Sunday, May 27, 2012

330 Charlotte

I love you 330 Charlotte, I want to come see you when it tickles my fancy. Being away from you is okay, I guess, but I'd rather just be free. Maybe you'll stick around, but I want what's best. Even if it means you get abandoned these next two years. Those blinds in your window will always remind me of the many times I peaked through to say hello.

I feel bad that I excitedly shoved the opportunity at Western in your face when there was more to your relocation than I presumed. I know you love me and we'll be okay, I would just prefer you doing it close by. Or maybe it's better and I'll become more independent n stuff. I don't really know, I hope you're not swayed by me.

Sunday, May 13, 2012

Smart Lad.

Nothing says I'm sorry like your physical presence.

Saturday, May 12, 2012

tick tock fuck you

I was pretty pumped after our phone conversation last night. You break the news that you're going to drop off ten more resumes before seeing if you can use the car to come see me, finally. While I'm stressed from my exams and have no one here as an object of sympathy after my grandma dies, it's great to finally have some release. Plus, you make me really happy, and I'm horny from deprivation.
I wake up three times out of anticipation, which I let you know. 
It's noon, and I convince myself it's reasonable - you might still be out there or maybe they started training you already. I tell myself this while also staring at every red car that meanders by in case you've decided to surprise me.
MY MISTAKE. I awkwardly creep your home phone number and call only to find out that you forgot. That feels great. Thanks for getting my hopes up only to find out that you couldn't even remember to send me any relevant information.
It's just me. I just love you and gushed my intestines out last night about how excited I was.
Rant over before it never ends.
Back to MizBiz

Friday, May 11, 2012

I love unfriending people.
Because people are lame.

breathe woman!

ugh studying makes me overeat like a mofo.
this is why I keep my groceries understocked.
why? because food will always feel exponentially better than studying.
but it won't get me a degree, so back to business girl

The Home Stretch

That space of time where I really figure out if I've been learning anything or just digesting information.
In one ear and out my ass.
3 days until exam day.
I need these marks ohhhh baby.

Thursday, May 10, 2012

Skype - the evil

An unsuccessful Skype session left this girl in tears after a breezy encounter with boy.

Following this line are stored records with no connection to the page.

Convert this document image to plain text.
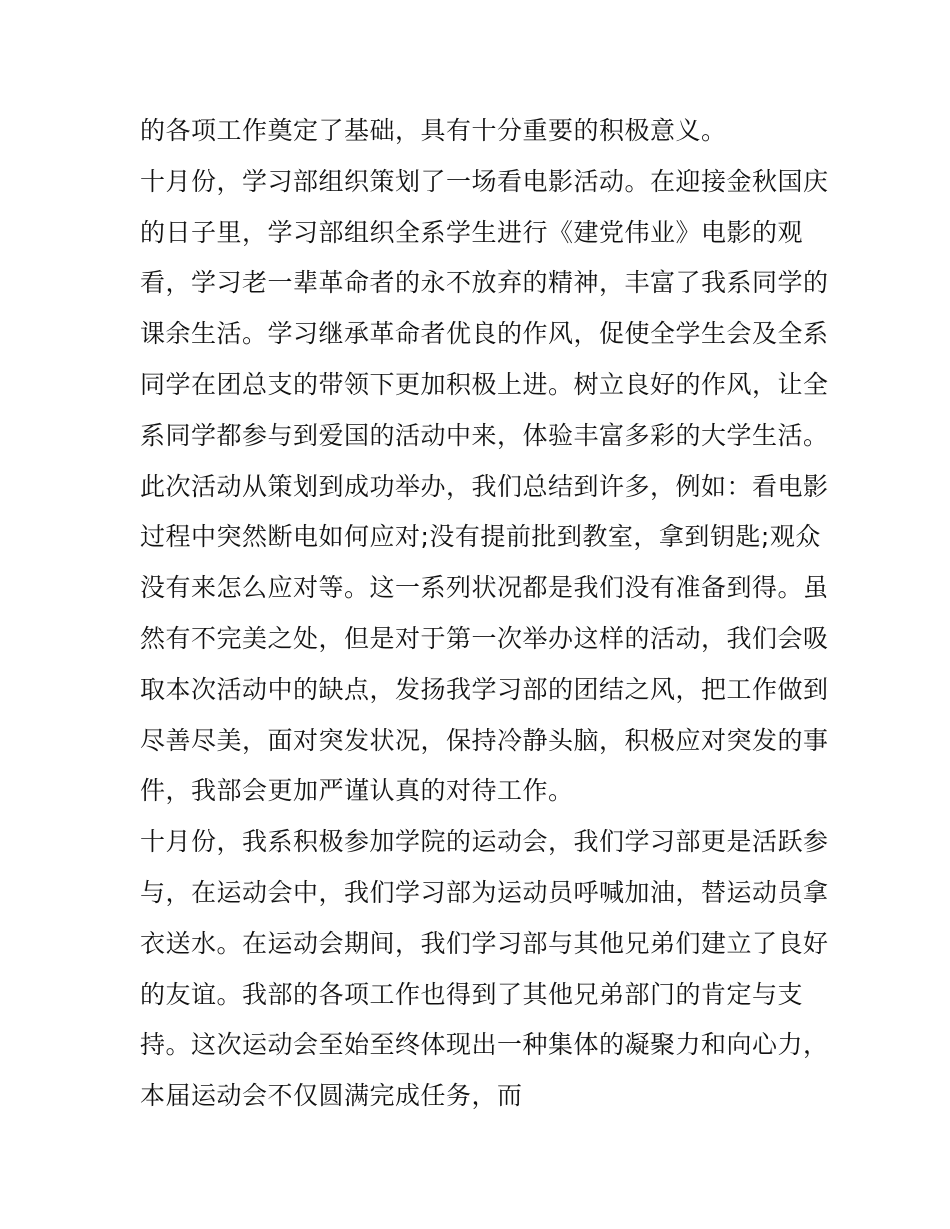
的各项工作奠定了基础，具有十分重要的积极意义。
十月份，学习部组织策划了一场看电影活动。在迎接金秋国庆
的日子里，学习部组织全系学生进行《建党伟业》电影的观
看，学习老一辈革命者的永不放弃的精神，丰富了我系同学的
课余生活。学习继承革命者优良的作风，促使全学生会及全系
同学在团总支的带领下更加积极上进。树立良好的作风，让全
系同学都参与到爱国的活动中来，体验丰富多彩的大学生活。
此次活动从策划到成功举办，我们总结到许多，例如：看电影
过程中突然断电如何应对;没有提前批到教室，拿到钥匙;观众
没有来怎么应对等。这一系列状况都是我们没有准备到得。虽
然有不完美之处，但是对于第一次举办这样的活动，我们会吸
取本次活动中的缺点，发扬我学习部的团结之风，把工作做到
尽善尽美，面对突发状况，保持冷静头脑，积极应对突发的事
件，我部会更加严谨认真的对待工作。
十月份，我系积极参加学院的运动会，我们学习部更是活跃参
与，在运动会中，我们学习部为运动员呼喊加油，替运动员拿
衣送水。在运动会期间，我们学习部与其他兄弟们建立了良好
的友谊。我部的各项工作也得到了其他兄弟部门的肯定与支
持。这次运动会至始至终体现出一种集体的凝聚力和向心力，
本届运动会不仅圆满完成任务，而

The connection was false, and after continuous isolation studying, with none of my close friends nearby, seeing the one person that would help me the most in that setting was pitifully disappointing.
It also didn't help that I was given no detail into our next encounter. Normally I'm fairly chill, but these are shitty post-mortem times. There is nothing more calming than the reassurance of time and numbers.

Upon returning to the textual platform, we agreed that the medium wasn't for us.
The cold synthetic interaction did more than exacerbate the sense of longing.
Talking to a computer screen always made me uncomfortable, I've never been able to do it.
In the spotlight, it is so distant from true human interaction. You are put in a small window with a timer measuring your interaction and limited mobility. The person on the other end could be looking at anything - porn if they wanted. I get the weirdest feeling from looking at someone's eyes through a screen without seeing them.
The 'uncanny valley' might explain this as so close to a real human experience that it evokes an opposite response to the sense of connection advertised.

One would agree.


Wednesday, May 9, 2012

home

I just want to go home, kiss my friends and get drunk in someone's yard.
Drive to Havelock, pick up a delicious hangover bagel and curl up on the catch and watch movies with corgi Agnes.

comfort where are you!

Logic

You only piss me off when you're not around.


Tuesday, May 8, 2012

Babies

When they laugh: OMG MOST HEARTWARMING SOUND EVUR!:'D
When they cry: shut up baby

London Public Library

This could be the most harmonious and enjoyable place if the library invested in bouncers. Equality is nice, but your smelly, rude and obnoxious. Quiet resolute nerds only please. Guttural snoring and raving homeless men. Damn government funded public places. I <3 class systems!

Monday, May 7, 2012

:(

And here comes the sadness Oh wait, I need to study for the two finals that are crucial to my progress in my degree Fuck I need really good marks too Bad timing world I just want to curl up in a ball and bawl

to my gma!

Space cloud hollaaaa this toffee white chocolate blondie goes out to youu

Sunday, May 6, 2012

bramble

Aw man, all I want to do is make a hilarious ironic comment on this girl's pregger baby photos but that would be mean yes dont do that EVEN THOUGH IT"S HILARIOUS Called it before she reached age of consent sorry internet, I just find non-high-school-graduate pregos funny I believe in pills and vacuums, how bout you?

Saturday, May 5, 2012

nyehhhhhh, he's a stinker. and i want his stinky babies.